Niente rinnovo per l'affitto per le oltre 600 persone che abitano nel complesso residenziale di Reale Mutua. La società ha annunciato l'abbattimento di 6 palazzi per costruire case di lusso in stile CityLife

 

"In termine di legge quel che vuol fare la proprietà è legittimo, tuttavia in questo modo si mettono sulla strada anche numerosi anziani allettati. Milano sta ormai diventando una città in cui non c'è più posto non solo per i poveri, ma nemmeno per la classe media come noi". È il grido d'aiuto che arriva dagli oltre 600 inquilini dei palazzi ai civici dal 64 al 70 di via Tolstoj, in zona Lorenteggio a Milano, che presto potrebbero ritrovarsi a dover traslocare lasciando le mura nelle quali alcuni di loro hanno vissuto per oltre 40 anni.

Quello al centro della loro storia è uno stabile residenziale composto da sei palazzi di proprietà della società assicurativa Reale Mutua, che di recente ha deciso di non rinnovare i loro contratti d'affitto per abbattere l'intero complesso e costruire al suo posto appartamenti di pregio in stile CityLife.

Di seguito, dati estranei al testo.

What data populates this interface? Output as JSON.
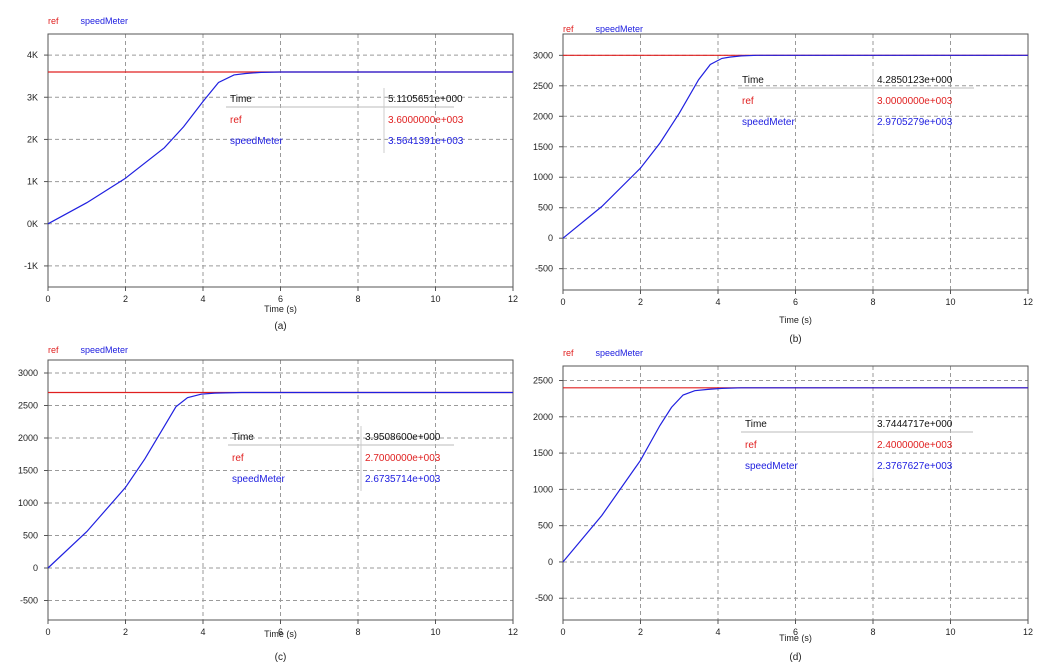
{
  "colors": {
    "ref": "#e02020",
    "meter": "#2020e0",
    "grid": "#9a9a9a",
    "frame": "#555555"
  },
  "chart_data": [
    {
      "type": "line",
      "caption": "(a)",
      "xlabel": "Time (s)",
      "xlim": [
        0,
        12
      ],
      "ylim": [
        -1500,
        4500
      ],
      "x_ticks": [
        0,
        2,
        4,
        6,
        8,
        10,
        12
      ],
      "x_tick_labels": [
        "0",
        "2",
        "4",
        "6",
        "8",
        "10",
        "12"
      ],
      "y_ticks": [
        -1000,
        0,
        1000,
        2000,
        3000,
        4000
      ],
      "y_tick_labels": [
        "-1K",
        "0K",
        "1K",
        "2K",
        "3K",
        "4K"
      ],
      "grid": true,
      "legend": [
        "ref",
        "speedMeter"
      ],
      "series": [
        {
          "name": "ref",
          "color": "#e02020",
          "x": [
            0,
            12
          ],
          "y": [
            3600,
            3600
          ]
        },
        {
          "name": "speedMeter",
          "color": "#2020e0",
          "x": [
            0,
            1,
            2,
            3,
            3.5,
            4,
            4.4,
            4.8,
            5.1,
            5.5,
            6,
            12
          ],
          "y": [
            0,
            500,
            1080,
            1800,
            2300,
            2900,
            3350,
            3530,
            3564,
            3590,
            3600,
            3600
          ]
        }
      ],
      "readout": {
        "rows": [
          {
            "label": "Time",
            "value": "5.1105651e+000"
          },
          {
            "label": "ref",
            "value": "3.6000000e+003"
          },
          {
            "label": "speedMeter",
            "value": "3.5641391e+003"
          }
        ]
      }
    },
    {
      "type": "line",
      "caption": "(b)",
      "xlabel": "Time (s)",
      "xlim": [
        0,
        12
      ],
      "ylim": [
        -850,
        3350
      ],
      "x_ticks": [
        0,
        2,
        4,
        6,
        8,
        10,
        12
      ],
      "x_tick_labels": [
        "0",
        "2",
        "4",
        "6",
        "8",
        "10",
        "12"
      ],
      "y_ticks": [
        -500,
        0,
        500,
        1000,
        1500,
        2000,
        2500,
        3000
      ],
      "y_tick_labels": [
        "-500",
        "0",
        "500",
        "1000",
        "1500",
        "2000",
        "2500",
        "3000"
      ],
      "grid": true,
      "legend": [
        "ref",
        "speedMeter"
      ],
      "series": [
        {
          "name": "ref",
          "color": "#e02020",
          "x": [
            0,
            12
          ],
          "y": [
            3000,
            3000
          ]
        },
        {
          "name": "speedMeter",
          "color": "#2020e0",
          "x": [
            0,
            1,
            2,
            2.5,
            3,
            3.5,
            3.8,
            4.1,
            4.3,
            4.6,
            5,
            12
          ],
          "y": [
            0,
            520,
            1150,
            1560,
            2050,
            2600,
            2850,
            2950,
            2971,
            2990,
            3000,
            3000
          ]
        }
      ],
      "readout": {
        "rows": [
          {
            "label": "Time",
            "value": "4.2850123e+000"
          },
          {
            "label": "ref",
            "value": "3.0000000e+003"
          },
          {
            "label": "speedMeter",
            "value": "2.9705279e+003"
          }
        ]
      }
    },
    {
      "type": "line",
      "caption": "(c)",
      "xlabel": "Time (s)",
      "xlim": [
        0,
        12
      ],
      "ylim": [
        -800,
        3200
      ],
      "x_ticks": [
        0,
        2,
        4,
        6,
        8,
        10,
        12
      ],
      "x_tick_labels": [
        "0",
        "2",
        "4",
        "6",
        "8",
        "10",
        "12"
      ],
      "y_ticks": [
        -500,
        0,
        500,
        1000,
        1500,
        2000,
        2500,
        3000
      ],
      "y_tick_labels": [
        "-500",
        "0",
        "500",
        "1000",
        "1500",
        "2000",
        "2500",
        "3000"
      ],
      "grid": true,
      "legend": [
        "ref",
        "speedMeter"
      ],
      "series": [
        {
          "name": "ref",
          "color": "#e02020",
          "x": [
            0,
            12
          ],
          "y": [
            2700,
            2700
          ]
        },
        {
          "name": "speedMeter",
          "color": "#2020e0",
          "x": [
            0,
            1,
            2,
            2.5,
            3,
            3.3,
            3.6,
            3.95,
            4.3,
            5,
            12
          ],
          "y": [
            0,
            560,
            1240,
            1680,
            2180,
            2480,
            2620,
            2674,
            2690,
            2700,
            2700
          ]
        }
      ],
      "readout": {
        "rows": [
          {
            "label": "Time",
            "value": "3.9508600e+000"
          },
          {
            "label": "ref",
            "value": "2.7000000e+003"
          },
          {
            "label": "speedMeter",
            "value": "2.6735714e+003"
          }
        ]
      }
    },
    {
      "type": "line",
      "caption": "(d)",
      "xlabel": "Time (s)",
      "xlim": [
        0,
        12
      ],
      "ylim": [
        -800,
        2700
      ],
      "x_ticks": [
        0,
        2,
        4,
        6,
        8,
        10,
        12
      ],
      "x_tick_labels": [
        "0",
        "2",
        "4",
        "6",
        "8",
        "10",
        "12"
      ],
      "y_ticks": [
        -500,
        0,
        500,
        1000,
        1500,
        2000,
        2500
      ],
      "y_tick_labels": [
        "-500",
        "0",
        "500",
        "1000",
        "1500",
        "2000",
        "2500"
      ],
      "grid": true,
      "legend": [
        "ref",
        "speedMeter"
      ],
      "series": [
        {
          "name": "ref",
          "color": "#e02020",
          "x": [
            0,
            12
          ],
          "y": [
            2400,
            2400
          ]
        },
        {
          "name": "speedMeter",
          "color": "#2020e0",
          "x": [
            0,
            1,
            2,
            2.5,
            2.8,
            3.1,
            3.4,
            3.74,
            4.1,
            4.6,
            12
          ],
          "y": [
            0,
            640,
            1400,
            1880,
            2130,
            2300,
            2360,
            2377,
            2392,
            2400,
            2400
          ]
        }
      ],
      "readout": {
        "rows": [
          {
            "label": "Time",
            "value": "3.7444717e+000"
          },
          {
            "label": "ref",
            "value": "2.4000000e+003"
          },
          {
            "label": "speedMeter",
            "value": "2.3767627e+003"
          }
        ]
      }
    }
  ]
}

"Una decisione improvvisa, che arriva guarda caso proprio in concomitanza con gli incentivi statali per le ristrutturazioni e l'edilizia - dicono gli inquilini preoccupati - Anche la modalità di comunicazione ci sembra del tutto priva di tatto... Un semplice foglio di carta, come quello di un volantino, con una comunicazione scritta nella quale si dice che sostanzialmente i nostri appartamenti non sono consoni allo stile della Milano del futuro. Oltre a non aver nemmeno speso i soldi per le raccomandate, non hanno nemmeno presentato un progetto concreto con il quale giustificare il mancato rinnovo dei contratti d'affitto".

"Ci sono persone qui, donne anziane e vedove, che sono entrate in questo stabile con il velo da sposa e che tra questi palazzi hanno cresciuto la propria famiglia - spiega un'anziana residente - Come possono lasciare queste persone per strada dopo un periodo come quello che abbiamo appena passato a causa della pandemia di Covid-19? La nostra città ha una lunga tradizione di accoglienza e di edilizia residenziale per la classe media, ma ora sembra che in questa Milano non ci sia più posto nemmeno per i cittadini che la abitano da sempre. Perché di certo non sono quelli come noi a potersi permettere il costo di un affitto in un appartamento di lusso".